The Story of Life as we Know It

We write the story of our life one thought, one daydream, one word at a time. I'm on my 50th draft of a story called "Barry" and it's very much a work in progress - red pens and Post-it notes everywhere. The older I get, the more I enjoy the revision process, asking "What if?" and "Why not?"



Thursday, February 12, 2009

First Impressions

The week I started my first job out of college, I spent an afternoon creating appliance ads for the Gas Company, crawling around on a vintage 1950's metal desk in a tiny office (labeled a storage closet on the "You Are Here" emergency escape map by the elevator).

This was before the rise of electronic publishing, so I used press type (letters you rub off with a stick), tracing paper and border tape. Of course, I didn't intend to stay an "Advertising Assistant" for long, so, like all the other up-and-coming-twenty-somethings, I wore a dark suit, starched dress shirt and tie to work. At the end of the day, I rolled my sleeves down, put on my coat and tucked paperwork in my leather briefcase (a graduation present), shut the door to my office and joined a crowd waiting for an elevator. Thinking I looked very junior-executive-like, I nodded and spoke to everyone. People looked at me funny.

With a dozen co-workers, I made the trek through the lobby, out onto the sidewalk, across the street and over a block to the parking garage where everyone from the Gas Company parked, still getting a cold shoulder.
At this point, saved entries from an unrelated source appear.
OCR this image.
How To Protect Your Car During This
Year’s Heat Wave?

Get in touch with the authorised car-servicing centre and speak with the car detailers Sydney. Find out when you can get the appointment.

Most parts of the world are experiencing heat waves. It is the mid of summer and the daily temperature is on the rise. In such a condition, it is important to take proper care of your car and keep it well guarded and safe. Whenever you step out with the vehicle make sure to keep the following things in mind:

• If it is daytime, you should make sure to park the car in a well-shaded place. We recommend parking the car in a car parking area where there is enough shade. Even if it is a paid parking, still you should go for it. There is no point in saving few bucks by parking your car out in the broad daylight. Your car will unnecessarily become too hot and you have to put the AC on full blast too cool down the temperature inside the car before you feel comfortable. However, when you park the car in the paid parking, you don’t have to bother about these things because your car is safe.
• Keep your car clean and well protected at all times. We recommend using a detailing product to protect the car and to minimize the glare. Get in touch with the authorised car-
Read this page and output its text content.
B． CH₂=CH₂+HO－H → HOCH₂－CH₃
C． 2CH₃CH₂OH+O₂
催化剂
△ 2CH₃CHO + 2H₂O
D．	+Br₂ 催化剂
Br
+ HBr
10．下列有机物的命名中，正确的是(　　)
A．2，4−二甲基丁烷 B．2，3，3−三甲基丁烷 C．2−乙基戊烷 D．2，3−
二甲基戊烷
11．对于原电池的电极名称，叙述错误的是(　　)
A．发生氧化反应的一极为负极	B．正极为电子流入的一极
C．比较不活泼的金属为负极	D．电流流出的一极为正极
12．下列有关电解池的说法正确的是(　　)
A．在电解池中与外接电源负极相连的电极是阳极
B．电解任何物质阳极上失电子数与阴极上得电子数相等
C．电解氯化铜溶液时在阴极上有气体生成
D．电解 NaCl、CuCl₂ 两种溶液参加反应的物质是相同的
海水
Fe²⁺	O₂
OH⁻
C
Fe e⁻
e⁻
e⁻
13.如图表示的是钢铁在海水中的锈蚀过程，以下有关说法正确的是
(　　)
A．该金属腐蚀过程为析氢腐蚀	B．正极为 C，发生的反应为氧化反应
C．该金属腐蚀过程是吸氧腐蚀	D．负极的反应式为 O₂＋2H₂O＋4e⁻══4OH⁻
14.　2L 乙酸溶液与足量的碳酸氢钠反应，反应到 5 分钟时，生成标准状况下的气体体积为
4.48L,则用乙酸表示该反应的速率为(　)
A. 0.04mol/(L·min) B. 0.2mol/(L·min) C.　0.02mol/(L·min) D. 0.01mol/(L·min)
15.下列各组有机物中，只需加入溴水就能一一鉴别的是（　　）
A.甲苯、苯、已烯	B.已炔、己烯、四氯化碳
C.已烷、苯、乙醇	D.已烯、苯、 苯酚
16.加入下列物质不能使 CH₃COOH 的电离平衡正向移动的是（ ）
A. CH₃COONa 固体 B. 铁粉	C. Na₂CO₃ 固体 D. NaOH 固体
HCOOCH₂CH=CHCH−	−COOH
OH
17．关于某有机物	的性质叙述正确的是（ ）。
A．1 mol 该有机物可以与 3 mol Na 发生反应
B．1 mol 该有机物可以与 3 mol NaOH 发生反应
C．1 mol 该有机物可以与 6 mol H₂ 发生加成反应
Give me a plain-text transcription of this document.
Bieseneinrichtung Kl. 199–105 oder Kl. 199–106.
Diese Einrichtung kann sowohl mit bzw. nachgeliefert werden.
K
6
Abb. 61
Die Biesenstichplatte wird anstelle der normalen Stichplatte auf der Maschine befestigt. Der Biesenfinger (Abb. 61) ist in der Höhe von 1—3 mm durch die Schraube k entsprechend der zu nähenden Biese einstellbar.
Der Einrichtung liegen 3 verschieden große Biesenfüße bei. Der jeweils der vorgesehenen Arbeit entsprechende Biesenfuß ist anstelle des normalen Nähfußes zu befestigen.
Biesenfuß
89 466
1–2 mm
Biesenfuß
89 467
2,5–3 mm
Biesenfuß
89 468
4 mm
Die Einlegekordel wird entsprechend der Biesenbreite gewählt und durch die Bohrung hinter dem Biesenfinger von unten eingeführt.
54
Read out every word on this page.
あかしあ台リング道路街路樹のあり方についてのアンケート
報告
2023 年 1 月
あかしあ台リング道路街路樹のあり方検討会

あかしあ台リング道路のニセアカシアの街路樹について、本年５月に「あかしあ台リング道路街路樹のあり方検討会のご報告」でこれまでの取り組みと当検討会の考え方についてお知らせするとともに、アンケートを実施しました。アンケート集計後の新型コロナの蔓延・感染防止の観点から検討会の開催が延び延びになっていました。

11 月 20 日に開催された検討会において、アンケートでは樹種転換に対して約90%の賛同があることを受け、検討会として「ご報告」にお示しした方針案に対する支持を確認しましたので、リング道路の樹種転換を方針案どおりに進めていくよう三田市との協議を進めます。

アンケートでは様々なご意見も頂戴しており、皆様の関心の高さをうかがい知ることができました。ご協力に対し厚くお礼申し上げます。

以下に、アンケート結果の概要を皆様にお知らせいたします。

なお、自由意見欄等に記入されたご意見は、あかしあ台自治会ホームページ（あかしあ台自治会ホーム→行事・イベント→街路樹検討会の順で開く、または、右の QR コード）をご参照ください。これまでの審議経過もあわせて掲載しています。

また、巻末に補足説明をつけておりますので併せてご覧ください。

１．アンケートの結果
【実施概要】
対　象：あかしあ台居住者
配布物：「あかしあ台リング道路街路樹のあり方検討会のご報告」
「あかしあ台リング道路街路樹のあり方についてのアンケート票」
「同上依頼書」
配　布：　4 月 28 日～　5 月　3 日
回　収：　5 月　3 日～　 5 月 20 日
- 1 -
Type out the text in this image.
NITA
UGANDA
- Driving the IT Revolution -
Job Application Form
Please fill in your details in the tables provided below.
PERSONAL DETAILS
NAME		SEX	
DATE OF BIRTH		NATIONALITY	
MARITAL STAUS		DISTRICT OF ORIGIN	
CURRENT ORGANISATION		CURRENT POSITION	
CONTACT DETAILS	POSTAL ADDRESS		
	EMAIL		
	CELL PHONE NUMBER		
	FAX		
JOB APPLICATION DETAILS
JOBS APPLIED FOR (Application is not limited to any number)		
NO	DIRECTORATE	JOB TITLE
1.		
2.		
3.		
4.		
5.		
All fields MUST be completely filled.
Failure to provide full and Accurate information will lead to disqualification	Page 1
Oh well, I was young and green and perhaps unaware that junior-executives just didn't talk much in transit. I tossed my briefcase in the back and slid into the driver's seat. When I glanced in the rear view mirror, smack dab in the middle of my forehead was the capital letter "A" coming along for the ride, a stray piece of press type. No wonder I got such funny looks. I'd made the A-list, after just one week on the job.